This JHNA curatorial roundtable examines early modern women artists from a curatorial perspective: specifically, collecting and presenting their work in the museum context. The foundational exhibition Women Artists: 1550–1950 (fig. 1), which opened at the Los Angeles County Museum of Art in December 1976, traveled across the United States to the University of Texas at Austin; the Museum of Art, Carnegie Institute (now the Carnegie Museum of Art), Pittsburgh; and the Brooklyn Museum the following year. Of the eighty-four artists featured in the show, eight hailed from the Low Countries, including Levina Teerlinc (fig. 2), Judith Leyster, Margaretha de Heer, and Maria Sibylla Merian.
It was accompanied by a highly informative catalogue that revealed almost as much about the process of organizing an exhibition as it did about these historical artists. In the preface, the curators—art historians Ann Sutherland Harris and Linda Nochlin—shared some of the practical aspects that complicated the presentation of their research in exhibition format. They stated that they limited their checklist to paintings and works on paper in order to maintain a consistency of media within the galleries and a coherence of the intellectual questions that they sought to address. They explained that, in their pursuit of high-quality works to borrow, some lenders were not keen to part with objects for the run of the four-venue show, nor were others willing to risk the loan of works whose values had risen significantly due to the rise of second-wave feminism in the early 1970s. Additional factors, like an artist’s anniversary year or a museum’s own in-house exhibition, also prevented coveted works from being lent. For many readers, this preface was an enlightening peek behind the curtain at the act of curating.
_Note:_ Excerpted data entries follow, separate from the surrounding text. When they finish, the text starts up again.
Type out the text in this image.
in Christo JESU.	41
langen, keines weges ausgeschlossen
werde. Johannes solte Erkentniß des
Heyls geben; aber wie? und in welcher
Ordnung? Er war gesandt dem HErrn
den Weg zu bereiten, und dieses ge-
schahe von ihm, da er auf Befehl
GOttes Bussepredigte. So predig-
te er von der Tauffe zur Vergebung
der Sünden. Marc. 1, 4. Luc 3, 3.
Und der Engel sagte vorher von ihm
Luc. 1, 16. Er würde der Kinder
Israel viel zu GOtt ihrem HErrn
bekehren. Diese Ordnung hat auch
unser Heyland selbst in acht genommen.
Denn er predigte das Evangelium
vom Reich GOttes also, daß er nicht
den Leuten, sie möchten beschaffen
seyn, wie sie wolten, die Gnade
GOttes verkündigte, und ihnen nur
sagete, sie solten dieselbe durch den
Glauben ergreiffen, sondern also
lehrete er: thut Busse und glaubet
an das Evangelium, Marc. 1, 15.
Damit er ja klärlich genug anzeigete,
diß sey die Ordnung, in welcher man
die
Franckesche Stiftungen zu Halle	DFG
While knowledge production in the realm of women artists has expanded in recent years through illuminating initiatives like Lund Humphries’s Illuminating Women Artists book series, the Dutch Research Council–funded The Female Impact research project, and the recent volume of the Nederlands Kunsthistorisch Jaarboek titled “Women: Female Roles in Art and Society of the Netherlands, 1500–1950,” exhibitions continue to make vital contributions to our understanding of these artists. The Art of Clara Peeters (Museum Rockoxhuis, Antwerp, and Museo Nacional del Prado, Madrid, 2016–2017) (fig. 3) and Michaelina: Baroque’s Leading Lady (Museum aan de Strom, Antwerp, 2018) (fig. 4), for example, have helped to define these artists’ oeuvres, shape our understanding of their life experiences, and integrate them definitively into the history of art. Yet the success of these shows does not mark an end to the obstacles outlined by Sutherland Harris and Nochlin almost fifty years ago. JHNA has therefore brought together four curators, all women, to discuss the challenges facing museums when it comes to re-visioning historical women artists today. The conversation, edited and condensed for clarity for publication, was organized and moderated by Jacquelyn N. Coutré, Eleanor Wood Prince Curator, Art Institute of Chicago.